Optimizing Mobile-Friendly Viewport Prediction for Live 360-Degree Video Streaming
Lei Zhang, Tao Long, Weizhen Xu, Laizhong Cui, Jiangchuan Liu
TL;DR
This work tackles viewport prediction for live 360-degree video with a mobile-friendly approach. It introduces MFVP, a three-component pipeline that decouples saliency prediction (server-side SalGCN with MAML-based few-shot training) from client-side viewport prediction (a lightweight, SE-augmented ConvLSTM), achieving real-time performance on mobile devices. By integrating MFVP with a class-based bitrate adaptation strategy, the authors demonstrate significant QoE improvements and reduced quality churn in trace-driven experiments. The approach balances prediction accuracy, transmission costs, and mobile computation, enabling scalable live streaming of immersive content. Overall, MFVP advances practical deployment of intelligent viewport prediction for mobile 360° live streaming and yields meaningful QoE gains in realistic network conditions.
Abstract
Viewport prediction is the crucial task for adaptive 360-degree video streaming, as the bitrate control algorithms usually require the knowledge of the user's viewing portions of the frames. Various methods are studied and adopted for viewport prediction from less accurate statistic tools to highly calibrated deep neural networks.

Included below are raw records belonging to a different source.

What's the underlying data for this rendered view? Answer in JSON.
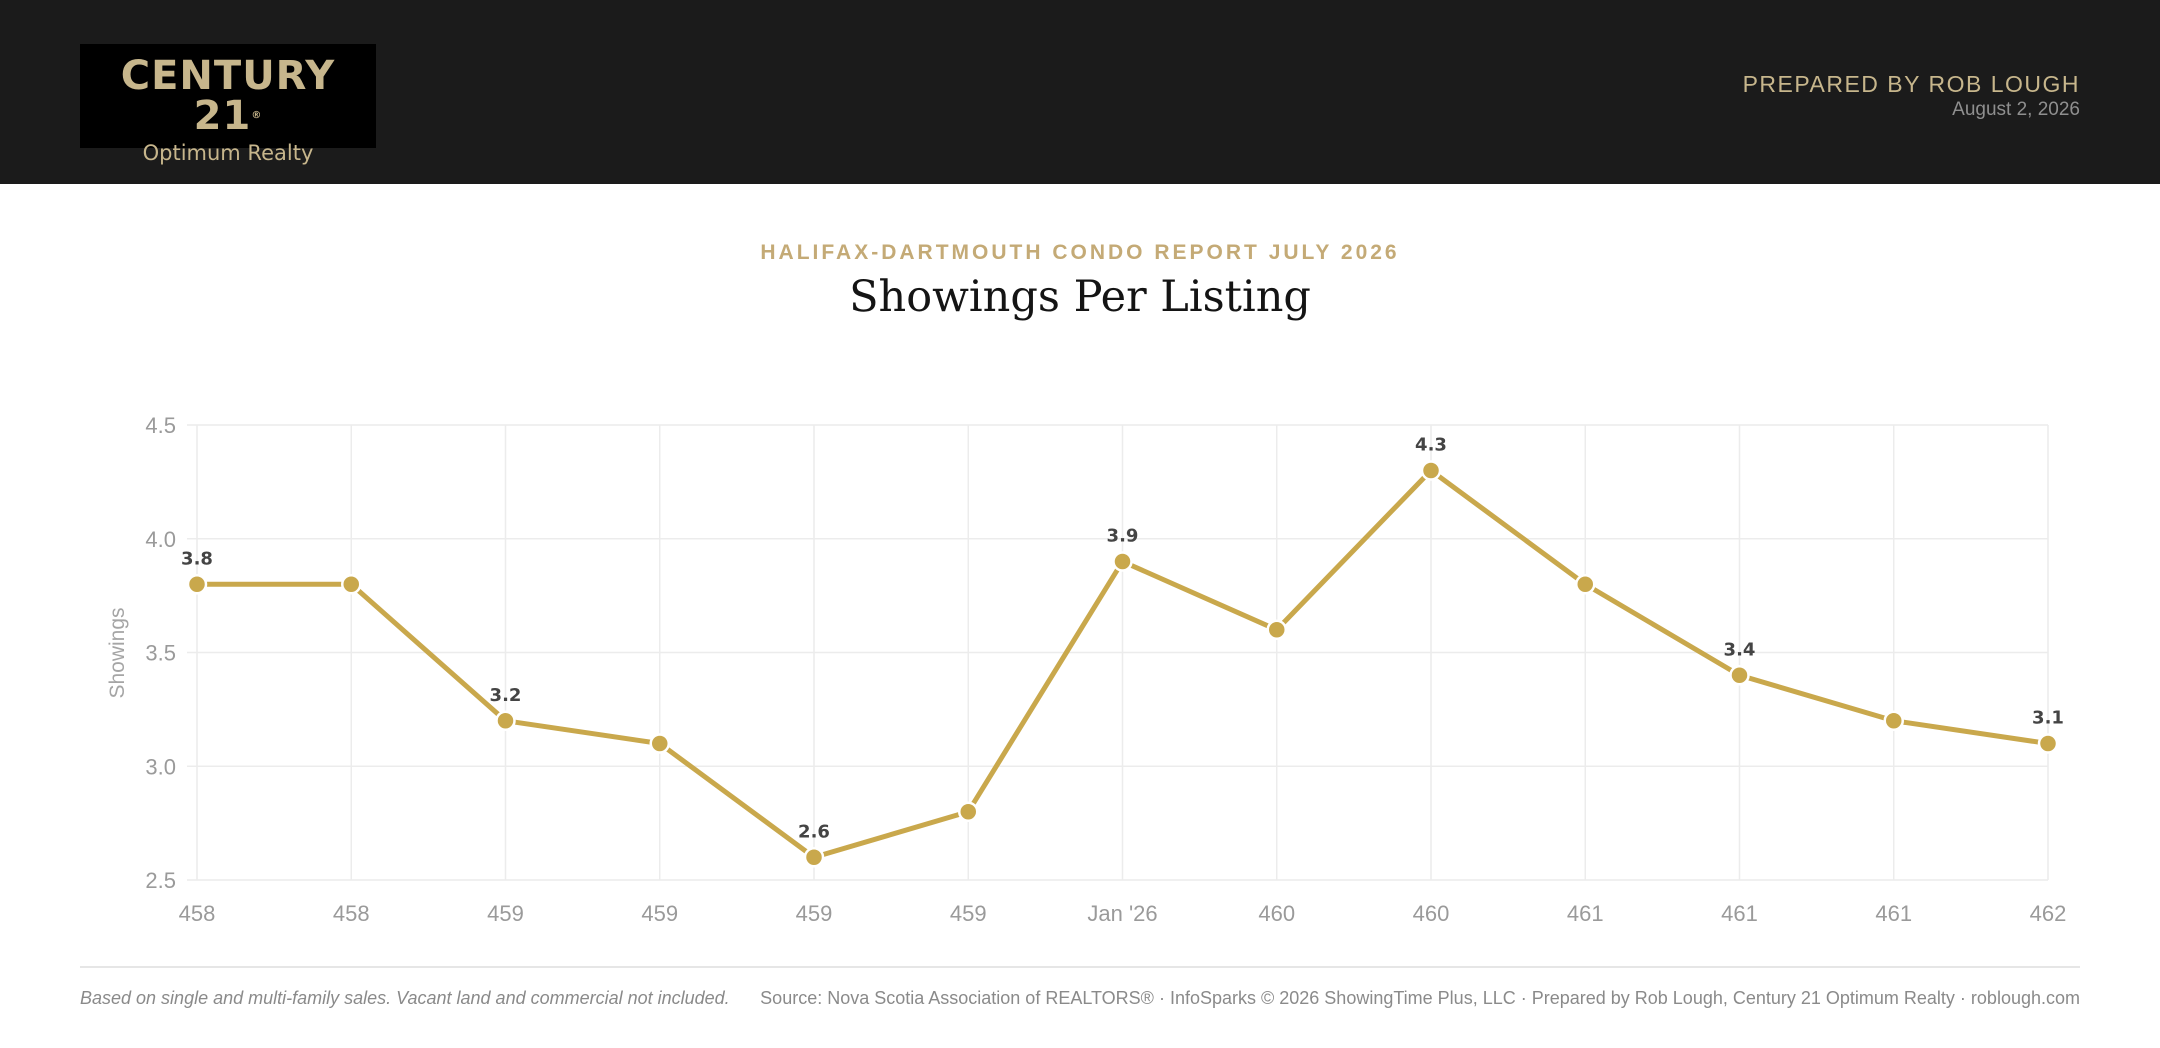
{
  "header": {
    "logo_main": "CENTURY 21",
    "logo_reg": "®",
    "logo_sub": "Optimum Realty",
    "prepared_by": "PREPARED BY ROB LOUGH",
    "date": "August 2, 2026"
  },
  "report": {
    "label": "HALIFAX-DARTMOUTH CONDO REPORT JULY 2026",
    "title": "Showings Per Listing"
  },
  "footer": {
    "note": "Based on single and multi-family sales. Vacant land and commercial not included.",
    "source": "Source: Nova Scotia Association of REALTORS® · InfoSparks © 2026 ShowingTime Plus, LLC · Prepared by Rob Lough, Century 21 Optimum Realty · roblough.com"
  },
  "colors": {
    "accent": "#c9a84c",
    "header_bg": "#1b1b1b",
    "gold_text": "#c7b68c"
  },
  "chart_data": {
    "type": "line",
    "ylabel": "Showings",
    "xlabel": "",
    "ylim": [
      2.5,
      4.5
    ],
    "yticks": [
      "4.5",
      "4.0",
      "3.5",
      "3.0",
      "2.5"
    ],
    "ytick_values": [
      4.5,
      4.0,
      3.5,
      3.0,
      2.5
    ],
    "categories": [
      "458",
      "458",
      "459",
      "459",
      "459",
      "459",
      "Jan '26",
      "460",
      "460",
      "461",
      "461",
      "461",
      "462"
    ],
    "values": [
      3.8,
      3.8,
      3.2,
      3.1,
      2.6,
      2.8,
      3.9,
      3.6,
      4.3,
      3.8,
      3.4,
      3.2,
      3.1
    ],
    "data_labels": [
      "3.8",
      "",
      "3.2",
      "",
      "2.6",
      "",
      "3.9",
      "",
      "4.3",
      "",
      "3.4",
      "",
      "3.1"
    ],
    "grid": true,
    "legend": "none"
  }
}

Conventionally, it is difficult to implement sophisticated deep learning methods on mobile devices, which have limited computation capability. In this work, we propose an advanced learning-based viewport prediction approach and carefully design it to introduce minimal transmission and computation overhead for mobile terminals. We also propose a model-agnostic meta-learning (MAML) based saliency prediction network trainer, which provides a few-sample fast training solution to obtain the prediction model by utilizing the information from the past models. We further discuss how to integrate this mobile-friendly viewport prediction (MFVP) approach into a typical 360-degree video live streaming system by formulating and solving the bitrate adaptation problem. Extensive experiment results show that our prediction approach can work in real-time for live video streaming and can achieve higher accuracies compared to other existing prediction methods on mobile end, which, together with our bitrate adaptation algorithm, significantly improves the streaming QoE from various aspects. We observe the accuracy of MFVP is 8.1$\%$ to 28.7$\%$ higher than other algorithms and achieves 3.73$\%$ to 14.96$\%$ higher average quality level and 49.6$\%$ to 74.97$\%$ less quality level change than other algorithms.